Coastal insurance stress and the Rhode Island FAIR Plan
Rhode Island's coastal master-policy market is hardening sharply. Premiums in Newport County and across Aquidneck Island have risen roughly 25–40% over five years, carriers have exited or entered receivership, and Newport and Washington counties rank among the top US regions for non-renewals. The Rhode Island Joint Reinsurance Association (RIJRA) — the state's FAIR Plan — has absorbed thousands of displaced policies at premiums often 40–50% above the private market. A FAIR Plan placement usually means the standard market would not write the building. Read the carrier, the wind and storm-surge deductibles, any non-renewal history, and whether flood is carried separately, because the master policy here is both a risk document and a financing document.
True super-priority lien and non-judicial foreclosure
Rhode Island is one of a minority of true super-priority states. Under R.I. Gen. Laws §34-36.1-3.16, the association's lien for up to six months of common-expense assessments — plus attorney's fees up to $2,500 and foreclosure costs up to $5,000 — is prior to a recorded first mortgage. Under §34-36.1-3.21, that lien can be foreclosed by non-judicial power of sale, and in Twenty Eleven, LLC v. Botelho (R.I. 2015) the Rhode Island Supreme Court held the foreclosure can extinguish a first mortgage entirely. High association-wide delinquency or an active lien is far more consequential here than in judicial-only states. Special assessments, fines, and interest fall outside the priority amount but still create collection risk.

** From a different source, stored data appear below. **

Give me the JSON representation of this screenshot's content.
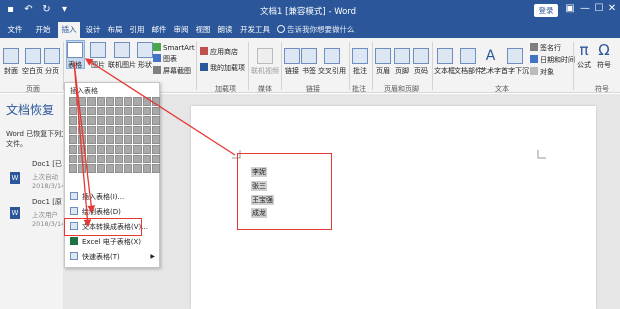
{
  "titlebar": {
    "doc_title": "文档1 [兼容模式] - Word",
    "login": "登录",
    "qat_icons": [
      "save-icon",
      "undo-icon",
      "redo-icon",
      "customize-icon"
    ],
    "controls": {
      "restore": "▣",
      "minimize": "—",
      "maximize": "☐",
      "close": "✕"
    }
  },
  "tabs": [
    "文件",
    "开始",
    "插入",
    "设计",
    "布局",
    "引用",
    "邮件",
    "审阅",
    "视图",
    "朗读",
    "开发工具"
  ],
  "active_tab": "插入",
  "tellme": "告诉我你想要做什么",
  "ribbon": {
    "pages": {
      "cover": "封面",
      "blank": "空白页",
      "break": "分页",
      "group": "页面"
    },
    "table": {
      "label": "表格",
      "group": "表格"
    },
    "illustrations": {
      "picture": "图片",
      "online_picture": "联机图片",
      "shapes": "形状",
      "smartart": "SmartArt",
      "chart": "图表",
      "screenshot": "屏幕截图"
    },
    "addins": {
      "store": "应用商店",
      "my_addins": "我的加载项",
      "group": "加载项"
    },
    "media": {
      "online_video": "联机视频",
      "group": "媒体"
    },
    "links": {
      "link": "链接",
      "bookmark": "书签",
      "crossref": "交叉引用",
      "group": "链接"
    },
    "comments": {
      "comment": "批注",
      "group": "批注"
    },
    "headerfooter": {
      "header": "页眉",
      "footer": "页脚",
      "page_number": "页码",
      "group": "页眉和页脚"
    },
    "text": {
      "textbox": "文本框",
      "quickparts": "文档部件",
      "wordart": "艺术字",
      "dropcap": "首字下沉",
      "signature": "签名行",
      "datetime": "日期和时间",
      "object": "对象",
      "group": "文本"
    },
    "symbols": {
      "equation": "公式",
      "symbol": "符号",
      "group": "符号"
    }
  },
  "pane": {
    "title": "文档恢复",
    "desc_line1": "Word 已恢复下列文",
    "desc_line2": "文件。",
    "items": [
      {
        "name": "Doc1 [已",
        "sub1": "上次自动",
        "sub2": "2018/3/14"
      },
      {
        "name": "Doc1 [原",
        "sub1": "上次用户",
        "sub2": "2018/3/14"
      }
    ]
  },
  "menu": {
    "header": "插入表格",
    "items": [
      {
        "label": "插入表格(I)...",
        "icon": "insert-table-icon"
      },
      {
        "label": "绘制表格(D)",
        "icon": "draw-table-icon"
      },
      {
        "label": "文本转换成表格(V)...",
        "icon": "convert-text-icon"
      },
      {
        "label": "Excel 电子表格(X)",
        "icon": "excel-icon"
      },
      {
        "label": "快速表格(T)",
        "icon": "quick-table-icon"
      }
    ]
  },
  "document": {
    "lines": [
      "李妮",
      "张三",
      "王宝强",
      "成龙"
    ]
  },
  "colors": {
    "brand": "#2b579a",
    "annotation": "#e53935"
  }
}
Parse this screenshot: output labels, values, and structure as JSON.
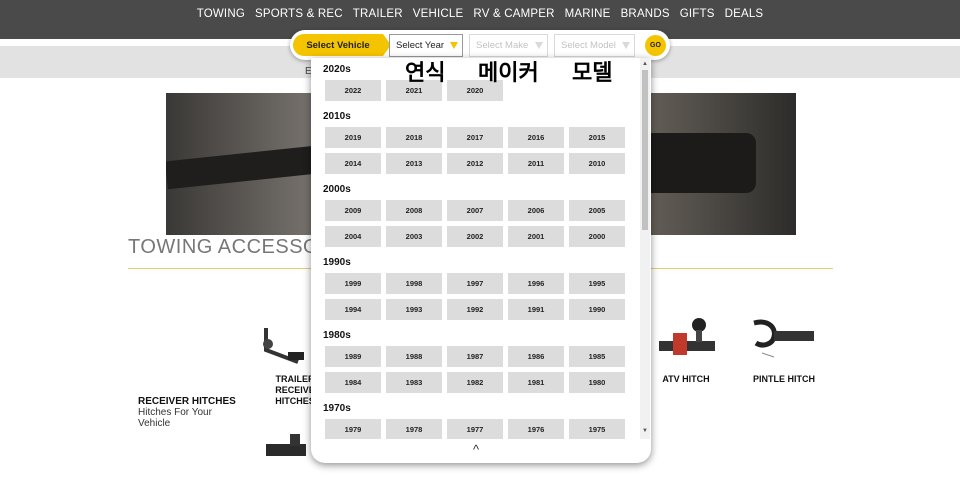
{
  "nav": [
    "TOWING",
    "SPORTS & REC",
    "TRAILER",
    "VEHICLE",
    "RV & CAMPER",
    "MARINE",
    "BRANDS",
    "GIFTS",
    "DEALS"
  ],
  "selector": {
    "label": "Select Vehicle",
    "year": "Select Year",
    "make": "Select Make",
    "model": "Select Model",
    "go": "GO"
  },
  "subbar_text": "E",
  "section_title": "TOWING ACCESSO",
  "products": {
    "receiver_title": "RECEIVER HITCHES",
    "receiver_sub": "Hitches For Your Vehicle",
    "trailer_line1": "TRAILER",
    "trailer_line2": "RECEIVE",
    "trailer_line3": "HITCHES",
    "atv": "ATV HITCH",
    "pintle": "PINTLE HITCH"
  },
  "annotations": [
    "연식",
    "메이커",
    "모델"
  ],
  "year_panel": {
    "decades": [
      {
        "label": "2020s",
        "years": [
          "2022",
          "2021",
          "2020"
        ]
      },
      {
        "label": "2010s",
        "years": [
          "2019",
          "2018",
          "2017",
          "2016",
          "2015",
          "2014",
          "2013",
          "2012",
          "2011",
          "2010"
        ]
      },
      {
        "label": "2000s",
        "years": [
          "2009",
          "2008",
          "2007",
          "2006",
          "2005",
          "2004",
          "2003",
          "2002",
          "2001",
          "2000"
        ]
      },
      {
        "label": "1990s",
        "years": [
          "1999",
          "1998",
          "1997",
          "1996",
          "1995",
          "1994",
          "1993",
          "1992",
          "1991",
          "1990"
        ]
      },
      {
        "label": "1980s",
        "years": [
          "1989",
          "1988",
          "1987",
          "1986",
          "1985",
          "1984",
          "1983",
          "1982",
          "1981",
          "1980"
        ]
      },
      {
        "label": "1970s",
        "years": [
          "1979",
          "1978",
          "1977",
          "1976",
          "1975"
        ]
      }
    ],
    "collapse": "^"
  },
  "colors": {
    "accent": "#f5c400",
    "nav_bg": "#4a4a4a"
  }
}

No reserve-study or funding mandate in a high-wear state
Rhode Island has no statute requiring a reserve study, an update schedule, or a minimum reserve balance. Section 34-36.1-3.02 lets the board fund reserves through the budget, and §34-36.1-3.15 requires an annual budget, but neither sets a target. A thin reserve is therefore legal — yet against aging Providence stock and salt-air coastal envelopes, seawalls, and decks that no law forces an association to fund, a weak reserve is a strong signal of future special assessments. The resale certificate (§34-36.1-4.09) must disclose reserve and capital-fund amounts, which gives buyers a data point even without a formal study.
Master-deductible pass-through to unit owners (2022 and 2025 amendments)
Two recent amendments to §34-36.1-3.13 shift coastal-storm cost onto owners. Since 2022, repair or replacement cost above insurance proceeds, after the master-policy deductible, is a common expense unless the declaration provides otherwise, and where the association insures individual units, owners must carry coverage up to the master deductible. Since 2025 (S0507 / Ch. 178), the association must give at least 30 days' written notice before increasing the master deductible. As wind and named-storm deductibles climb, more of each loss lands on owners — confirm your HO-6 loss-assessment limit covers the gap, and watch whether a high deductible could threaten conventional financing.
Two-act split, no HOA statute, and coastal building risk
Condominiums created before July 1, 1982 fall under the older Condominium Ownership Act (Ch. 34-36) unless they opted into 34-36.1, which matters for older Providence and Newport stock that may carry weaker statutory protections. Non-condominium HOAs and planned communities have no governing statute at all — only their CC&Rs and the Nonprofit Corporation Act (Ch. 7-6) — and none of the resale, lien, or disclosure protections of the Condominium Act. Layered on top is a coastal building-risk profile with no milestone-inspection backstop: salt-air corrosion, seawalls, historic envelopes in flood zones, and sea-level rise (about 11.6 inches at Newport since record-keeping began) are reserve and structural concerns no statute forces an association to inspect.